INDIANAPOLIS — The NCAA, the Marion County Public Health Department and other local partners are ensuring that athletes are safe and healthy during the tournament.
Student-athletes are staying at the Westin, Hyatt, J.W. Marriott and the Marriott Downtown while in Indiana for the tournament. Each team will get its own floor to help with physical distancing. The teams and those involved in the tournament will undergo COVID-19 testing while in town.
"Teams are taking a PCR test upon arrival and then quarantining in their rooms until they take a second test 12 hours later,” Dan Gavitt, senior vice president for basketball for NCAA, said.
After the second test, team members will be cleared and can head to practice areas to start preparing for their games.
The NCAA has secured exhibit hall and meeting hall space for the teams to use as controlled environments outside of their hotel rooms. Victory Field is also open to student-athletes as a venue where they can get outside and still be isolated from the general public.
"It is expected that coaches and student-athletes and everyone involved in the travel party does stay inside the controlled environment at all times unless being escorted to one of those outside areas,” Gavitt said.
While here, teams will also be given a SafeTag, a wearable device created by the company Kinexon.
“The SafeTag is about the size of domino, really small lightweight wearable device that is able to detect the distance between users. It logs the contact distance and duration of anybody that is wearing the SafeTag,” said Matt Bontorin, spokesperson for Kinexon.
The information is digitized to help with contact tracing if needed.
“Anytime there is a positive case, what the safe tag does is it logs that information into a very secure software system that then allows medical officials, local health departments, designated team officials to go back into that system and see who has been in contact with who and for how long,” Bontorin said.
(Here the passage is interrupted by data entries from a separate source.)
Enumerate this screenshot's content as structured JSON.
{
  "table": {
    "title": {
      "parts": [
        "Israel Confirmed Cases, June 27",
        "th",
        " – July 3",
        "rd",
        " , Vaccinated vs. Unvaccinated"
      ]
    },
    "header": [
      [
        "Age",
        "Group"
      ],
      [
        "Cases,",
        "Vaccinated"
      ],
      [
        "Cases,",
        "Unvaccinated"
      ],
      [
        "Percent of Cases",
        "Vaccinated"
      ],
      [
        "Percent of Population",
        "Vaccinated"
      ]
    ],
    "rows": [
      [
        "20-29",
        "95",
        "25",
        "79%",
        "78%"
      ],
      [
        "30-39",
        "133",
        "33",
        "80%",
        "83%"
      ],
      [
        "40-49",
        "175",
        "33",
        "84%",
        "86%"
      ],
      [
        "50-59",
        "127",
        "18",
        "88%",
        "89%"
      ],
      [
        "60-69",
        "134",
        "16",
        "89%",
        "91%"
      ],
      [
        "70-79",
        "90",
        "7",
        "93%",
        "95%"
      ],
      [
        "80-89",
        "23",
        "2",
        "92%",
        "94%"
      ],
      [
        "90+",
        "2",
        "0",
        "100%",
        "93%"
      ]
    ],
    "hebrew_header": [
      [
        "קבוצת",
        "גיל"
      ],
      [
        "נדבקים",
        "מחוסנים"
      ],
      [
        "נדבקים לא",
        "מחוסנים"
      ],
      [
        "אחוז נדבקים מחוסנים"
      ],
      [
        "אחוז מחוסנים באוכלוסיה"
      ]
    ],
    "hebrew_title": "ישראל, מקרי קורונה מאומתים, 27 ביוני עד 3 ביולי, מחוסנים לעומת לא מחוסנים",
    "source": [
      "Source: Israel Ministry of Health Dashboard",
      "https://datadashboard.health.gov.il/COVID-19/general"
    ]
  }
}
The devices do not have GPS and are not tracking players' movements or locations.
“All we want to do is know the distance and duration between users, not necessarily where they are there’s no localization technology involved in this,” Bontorin said.
Team operations managers will collect the devices from the student-athletes at the end of each day to charge them. This is also when the data will sync in case it needs to be accessed by the Marion County Public Health Department should contact tracing be necessary.
IU Health is providing testing for athletes. Gavitt said as of Monday 2,100 collections have been made and there have been no positive test results.